# THInfer: A Large Model Inference Acceleration Solution on Domestic Supercomputers

> THInfer addresses the memory bandwidth bottleneck of the domestic MT-3000 heterogeneous many-core processor. Through technologies such as operator optimization, graph fusion, and the P-B-D pipeline, it achieves a 67%-84% throughput improvement over the A800 GPU on 7B models.

- 板块: [Openclaw Llm](https://www.zingnex.cn/en/forum/board/openclaw-llm)
- 发布时间: 2026-05-25T10:03:25.000Z
- 最近活动: 2026-05-26T04:50:04.843Z
- 热度: 123.2
- 关键词: 大模型推理, 异构众核, 内存带宽优化, 国产超算, VLIW SIMD, 计算图融合, 流水线并行, 天河超算
- 页面链接: https://www.zingnex.cn/en/forum/thread/thinfer
- Canonical: https://www.zingnex.cn/forum/thread/thinfer
- Markdown 来源: floors_fallback

---

## [Introduction] THInfer: Core Highlights of the Large Model Inference Acceleration Solution on Domestic Supercomputers

THInfer is a large model inference acceleration solution designed to address the memory bandwidth bottleneck of the domestic MT-3000 heterogeneous many-core processor. Through technologies like operator optimization, graph fusion, and the Prefill-Buffer-Decode (P-B-D) pipeline, it achieves a 67%-84% throughput improvement over the A800 GPU on 7B models, fully unleashing the potential of domestic supercomputing hardware.

## Problem Background: Memory Wall in Large Model Inference and Challenges of Domestic Heterogeneous Many-Core Processors

Large language model inference is limited by memory bandwidth (memory wall dilemma). The Transformer attention mechanism frequently accesses KV caches, causing computing units to wait for data. Although the domestic MT-3000 heterogeneous many-core processor has strong computing power, its main memory bandwidth is limited and the memory hierarchy is distributed. When general GPU inference frameworks are migrated to it, performance drops, failing to unleash the hardware's potential.

## Core Technologies: Operator Optimization, Graph Fusion, and P-B-D Pipeline

1. **Operator Optimization**: Hand-write FP16 kernels for MT-3000's VLIW SIMD architecture, using instruction-level parallelism, vectorized access, and register optimization to improve computing efficiency;
2. **Graph Fusion**: Density-driven fusion of small operators to reduce memory round trips, and global optimization of execution order to improve cache hit rate;
3. **P-B-D Pipeline**: Three-stage pipeline of Prefill (parallel input processing), Buffer (KV cache management), and Decode (token-by-token generation), combined with a two-level communication mechanism to achieve hybrid parallelism.

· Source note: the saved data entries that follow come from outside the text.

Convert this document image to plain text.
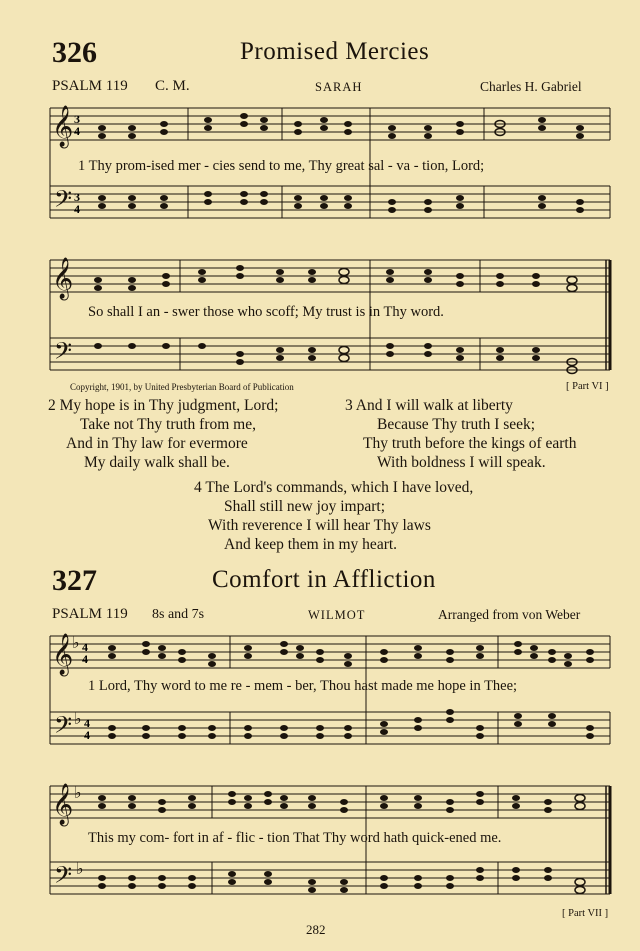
326	Promised Mercies
PSALM 119 C. M.	SARAH	Charles H. Gabriel
𝄞
𝄢
3
4
3
4
1 Thy prom-ised mer - cies send to me, Thy great sal - va - tion, Lord;
𝄞
𝄢
So shall I an - swer those who scoff; My trust is in Thy word.
Copyright, 1901, by United Presbyterian Board of Publication	[ Part VI ]
2 My hope is in Thy judgment, Lord;
Take not Thy truth from me,
And in Thy law for evermore
My daily walk shall be.
3 And I will walk at liberty
Because Thy truth I seek;
Thy truth before the kings of earth
With boldness I will speak.
4 The Lord's commands, which I have loved,
Shall still new joy impart;
With reverence I will hear Thy laws
And keep them in my heart.
327	Comfort in Affliction
PSALM 119 8s and 7s	WILMOT	Arranged from von Weber
𝄞
𝄢
♭
♭
4
4
4
4
1 Lord, Thy word to me re - mem - ber, Thou hast made me hope in Thee;
𝄞
𝄢
♭
♭
This my com- fort in af - flic - tion That Thy word hath quick-ened me.
[ Part VII ]
282
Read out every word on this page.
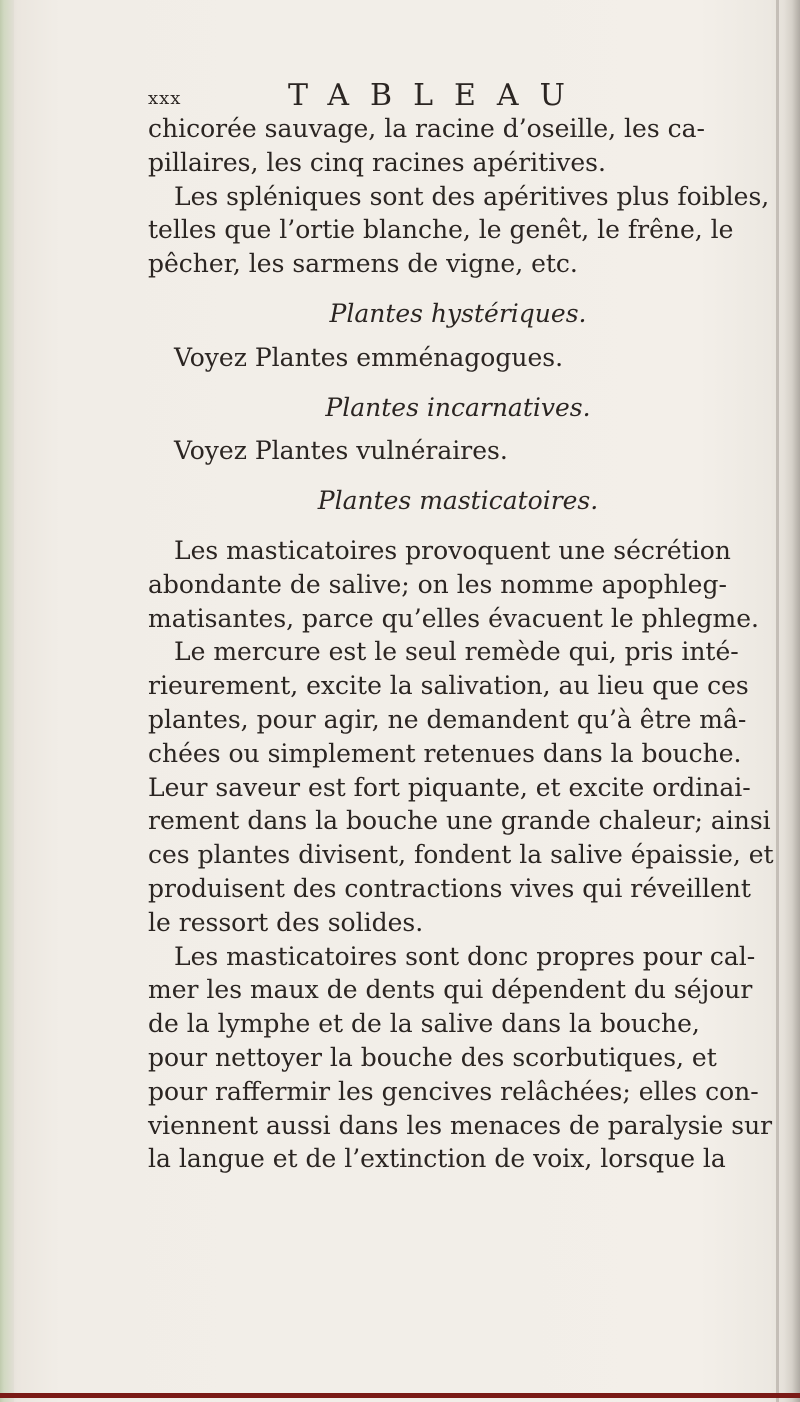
xxx	TABLEAU
chicorée sauvage, la racine d’oseille, les ca-
pillaires, les cinq racines apéritives.
Les spléniques sont des apéritives plus foibles,
telles que l’ortie blanche, le genêt, le frêne, le
pêcher, les sarmens de vigne, etc.
Plantes hystériques.
Voyez Plantes emménagogues.
Plantes incarnatives.
Voyez Plantes vulnéraires.
Plantes masticatoires.
Les masticatoires provoquent une sécrétion
abondante de salive; on les nomme apophleg-
matisantes, parce qu’elles évacuent le phlegme.
Le mercure est le seul remède qui, pris inté-
rieurement, excite la salivation, au lieu que ces
plantes, pour agir, ne demandent qu’à être mâ-
chées ou simplement retenues dans la bouche.
Leur saveur est fort piquante, et excite ordinai-
rement dans la bouche une grande chaleur; ainsi
ces plantes divisent, fondent la salive épaissie, et
produisent des contractions vives qui réveillent
le ressort des solides.
Les masticatoires sont donc propres pour cal-
mer les maux de dents qui dépendent du séjour
de la lymphe et de la salive dans la bouche,
pour nettoyer la bouche des scorbutiques, et
pour raffermir les gencives relâchées; elles con-
viennent aussi dans les menaces de paralysie sur
la langue et de l’extinction de voix, lorsque la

## Experimental Results: THInfer's Performance Surpasses Top-Tier GPUs

In Llama model tests:
- **7B model**: 62%-73% improvement over DeepSpeed (2×V100S), and 67%-84% improvement over A800 GPU;
- **13B/30B models**: Performance is equivalent to or better than GPUs;
- **70B model**: Runs stably, while GPU frameworks cannot start under the same configuration.

## Technical Insights and Application Prospects

**Technical Insights**: Hardware characteristics determine optimization directions; there is still room for underlying operator tuning; pipeline design can hide latency; domestic chips have great potential;
**Application Scenarios**: Large model services in supercomputing centers, edge lightweight deployment, multimodal inference;
**Future Directions**: Dynamic batch processing optimization, quantization support, multimodal expansion.

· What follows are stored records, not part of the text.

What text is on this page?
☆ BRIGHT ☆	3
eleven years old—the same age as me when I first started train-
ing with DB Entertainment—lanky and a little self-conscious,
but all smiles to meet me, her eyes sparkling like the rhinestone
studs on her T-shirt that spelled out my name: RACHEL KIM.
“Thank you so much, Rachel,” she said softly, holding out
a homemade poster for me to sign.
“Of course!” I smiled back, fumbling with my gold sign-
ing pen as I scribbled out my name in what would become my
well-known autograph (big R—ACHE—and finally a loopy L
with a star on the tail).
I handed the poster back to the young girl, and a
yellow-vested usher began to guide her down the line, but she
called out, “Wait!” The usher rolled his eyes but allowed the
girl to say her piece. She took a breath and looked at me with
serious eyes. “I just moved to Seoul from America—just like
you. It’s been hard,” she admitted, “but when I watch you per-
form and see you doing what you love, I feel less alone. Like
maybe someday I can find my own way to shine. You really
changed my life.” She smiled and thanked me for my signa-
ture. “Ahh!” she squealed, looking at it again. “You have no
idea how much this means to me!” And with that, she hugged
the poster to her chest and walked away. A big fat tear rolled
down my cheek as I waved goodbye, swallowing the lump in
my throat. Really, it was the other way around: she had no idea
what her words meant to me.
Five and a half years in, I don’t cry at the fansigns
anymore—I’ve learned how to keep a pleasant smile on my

## Conclusion: A Model of Software-Hardware Coordination and the Value of Domestic Computing Power

THInfer achieves efficient large model inference on domestic supercomputers through in-depth software-hardware co-design, proving that the domestic computing power ecosystem can support AI computing needs. Insight for AI system optimizers: To write efficient software, you must understand the hardware.